In the UK, hospitals receive a rank, on behalf of the government, based on their Hospital Standardized Mortality Ratios (HSMRs). In short, and as described in more detail here, hospitals attribute "diagnostic codes" to their patients based on the disorders and diseases from which they are suffering. The HSMRs derived from these codes aim to account for every important variable that determines whether a patient admitted to hospital lives or dies, so that what is left is a way to compare directly the quality of care across hospitals. The idea is that the low-ranking hospitals get an incentive to increase their quality of care, and the public can select the best hospital in their area.
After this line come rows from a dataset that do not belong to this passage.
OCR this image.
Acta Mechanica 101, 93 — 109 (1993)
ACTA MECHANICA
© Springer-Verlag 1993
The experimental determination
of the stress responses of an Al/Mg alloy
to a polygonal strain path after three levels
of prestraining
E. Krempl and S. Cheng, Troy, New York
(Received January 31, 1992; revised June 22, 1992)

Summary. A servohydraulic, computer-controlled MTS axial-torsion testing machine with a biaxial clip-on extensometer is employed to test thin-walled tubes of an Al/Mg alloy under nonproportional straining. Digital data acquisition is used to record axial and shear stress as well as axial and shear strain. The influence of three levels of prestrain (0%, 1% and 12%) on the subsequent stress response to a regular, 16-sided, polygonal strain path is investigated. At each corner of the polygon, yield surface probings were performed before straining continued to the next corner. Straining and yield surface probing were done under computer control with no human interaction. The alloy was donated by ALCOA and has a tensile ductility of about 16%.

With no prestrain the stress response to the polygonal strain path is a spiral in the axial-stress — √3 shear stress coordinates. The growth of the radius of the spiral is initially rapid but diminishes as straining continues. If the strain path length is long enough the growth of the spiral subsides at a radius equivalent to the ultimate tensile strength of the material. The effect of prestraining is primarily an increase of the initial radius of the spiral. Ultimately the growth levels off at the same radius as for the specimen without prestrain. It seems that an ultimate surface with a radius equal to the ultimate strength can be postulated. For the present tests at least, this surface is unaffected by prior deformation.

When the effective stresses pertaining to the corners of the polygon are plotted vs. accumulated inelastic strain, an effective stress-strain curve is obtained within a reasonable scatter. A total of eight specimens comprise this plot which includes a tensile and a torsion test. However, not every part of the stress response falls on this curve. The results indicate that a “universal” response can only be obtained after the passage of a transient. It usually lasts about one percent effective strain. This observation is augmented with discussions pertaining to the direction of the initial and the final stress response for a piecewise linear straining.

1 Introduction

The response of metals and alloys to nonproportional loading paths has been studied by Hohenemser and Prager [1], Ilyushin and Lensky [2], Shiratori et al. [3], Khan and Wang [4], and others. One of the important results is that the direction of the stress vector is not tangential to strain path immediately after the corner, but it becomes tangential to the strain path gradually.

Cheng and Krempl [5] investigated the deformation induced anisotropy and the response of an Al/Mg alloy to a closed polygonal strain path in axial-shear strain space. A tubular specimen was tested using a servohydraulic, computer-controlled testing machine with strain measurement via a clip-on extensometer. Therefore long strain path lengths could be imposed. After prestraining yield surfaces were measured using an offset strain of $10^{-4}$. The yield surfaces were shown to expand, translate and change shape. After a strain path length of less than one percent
It's a good idea, but reality got in the way. Firstly, the recording of the diagnosis for a patient is not always accurate. Last year, for example, the Hospital Episode Statistics (HES) data, which converts the hospitals records into internationally recognized ICD or OPCS coding, recorded that 16,992 of the 785,263 patients coded as having had "in-patient Obstetrics episodes" were male. Hmm. Wrong.
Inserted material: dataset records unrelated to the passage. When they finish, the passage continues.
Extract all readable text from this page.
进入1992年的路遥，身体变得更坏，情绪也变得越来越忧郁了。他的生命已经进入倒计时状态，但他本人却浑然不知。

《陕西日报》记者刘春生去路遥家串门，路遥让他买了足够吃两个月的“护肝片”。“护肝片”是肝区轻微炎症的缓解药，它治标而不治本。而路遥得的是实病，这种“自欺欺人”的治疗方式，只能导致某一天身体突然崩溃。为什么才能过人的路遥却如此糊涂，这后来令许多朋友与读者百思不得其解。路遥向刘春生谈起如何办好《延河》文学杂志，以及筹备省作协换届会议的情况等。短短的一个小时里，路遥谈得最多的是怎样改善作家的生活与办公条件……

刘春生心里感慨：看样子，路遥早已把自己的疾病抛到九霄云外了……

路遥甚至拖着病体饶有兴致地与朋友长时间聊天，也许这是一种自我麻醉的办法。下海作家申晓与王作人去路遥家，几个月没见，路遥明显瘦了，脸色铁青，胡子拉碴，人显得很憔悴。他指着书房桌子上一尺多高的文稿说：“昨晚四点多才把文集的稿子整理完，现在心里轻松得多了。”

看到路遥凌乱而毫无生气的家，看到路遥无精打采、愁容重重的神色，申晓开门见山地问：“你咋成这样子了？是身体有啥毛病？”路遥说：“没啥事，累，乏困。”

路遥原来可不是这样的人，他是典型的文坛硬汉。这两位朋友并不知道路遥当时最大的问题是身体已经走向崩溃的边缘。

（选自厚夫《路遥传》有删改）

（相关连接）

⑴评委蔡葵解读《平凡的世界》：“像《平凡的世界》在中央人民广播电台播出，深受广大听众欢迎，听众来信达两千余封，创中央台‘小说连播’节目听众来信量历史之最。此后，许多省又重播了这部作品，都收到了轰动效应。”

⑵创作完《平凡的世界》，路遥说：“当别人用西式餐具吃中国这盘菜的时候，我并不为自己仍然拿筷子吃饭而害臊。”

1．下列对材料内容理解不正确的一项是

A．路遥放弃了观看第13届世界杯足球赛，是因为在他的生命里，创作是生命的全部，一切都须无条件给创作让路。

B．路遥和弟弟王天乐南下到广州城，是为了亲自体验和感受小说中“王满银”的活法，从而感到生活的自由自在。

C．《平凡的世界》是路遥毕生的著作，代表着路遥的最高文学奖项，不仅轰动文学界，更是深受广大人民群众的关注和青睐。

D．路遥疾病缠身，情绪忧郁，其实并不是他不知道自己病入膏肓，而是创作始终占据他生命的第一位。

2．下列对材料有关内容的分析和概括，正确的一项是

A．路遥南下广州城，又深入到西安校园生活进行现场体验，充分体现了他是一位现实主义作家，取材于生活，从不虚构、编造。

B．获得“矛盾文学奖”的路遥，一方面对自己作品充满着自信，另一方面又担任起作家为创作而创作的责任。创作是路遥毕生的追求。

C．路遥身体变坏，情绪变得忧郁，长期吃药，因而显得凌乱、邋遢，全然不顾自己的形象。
Even more worrying is what happens if a hospital decides that a low rank is not a problem with its care, but with its coding. For example, the "palliative care" code can have a significant impact in reducing HSMR. If a patient is assigned this code, allowances are made in the HSMR calculation to prevent hospitals from blame in cases where a patient's life cannot be saved. The use of this code has increased, for valid reasons in many cases, but the fear is that hospitals can respond to poor rankings not with proper inspections and improved care procedures, but by disguising the true mortality rates with data 'cleansing' (recoding), so putting the lives of patients at risk.
The problem in mid-Staffordshire seems to be one of managers, monitoring quality of care at their hospitals, putting too much faith in data that was divorced from reality. The data said that mortality rates were low, in direct contradiction of the testimony of relatives of those who felt relatives had died unnecessarily, which went unheeded. "They must be wrong, because we have the data". When The Francis Report published, in February, the government spoke of a culture of 'metrics and league tables' in the way that hospitals are judged as a key factor in the scandal.
As database professionals, we are all too familiar with the concept of Bad Data, and have the experience to spot it and prevent its misuse. Indeed, perhaps it is time we took the lead in ensuring that the specialism of 'Data Scientist' is based on responsible use of data and respect for data quality.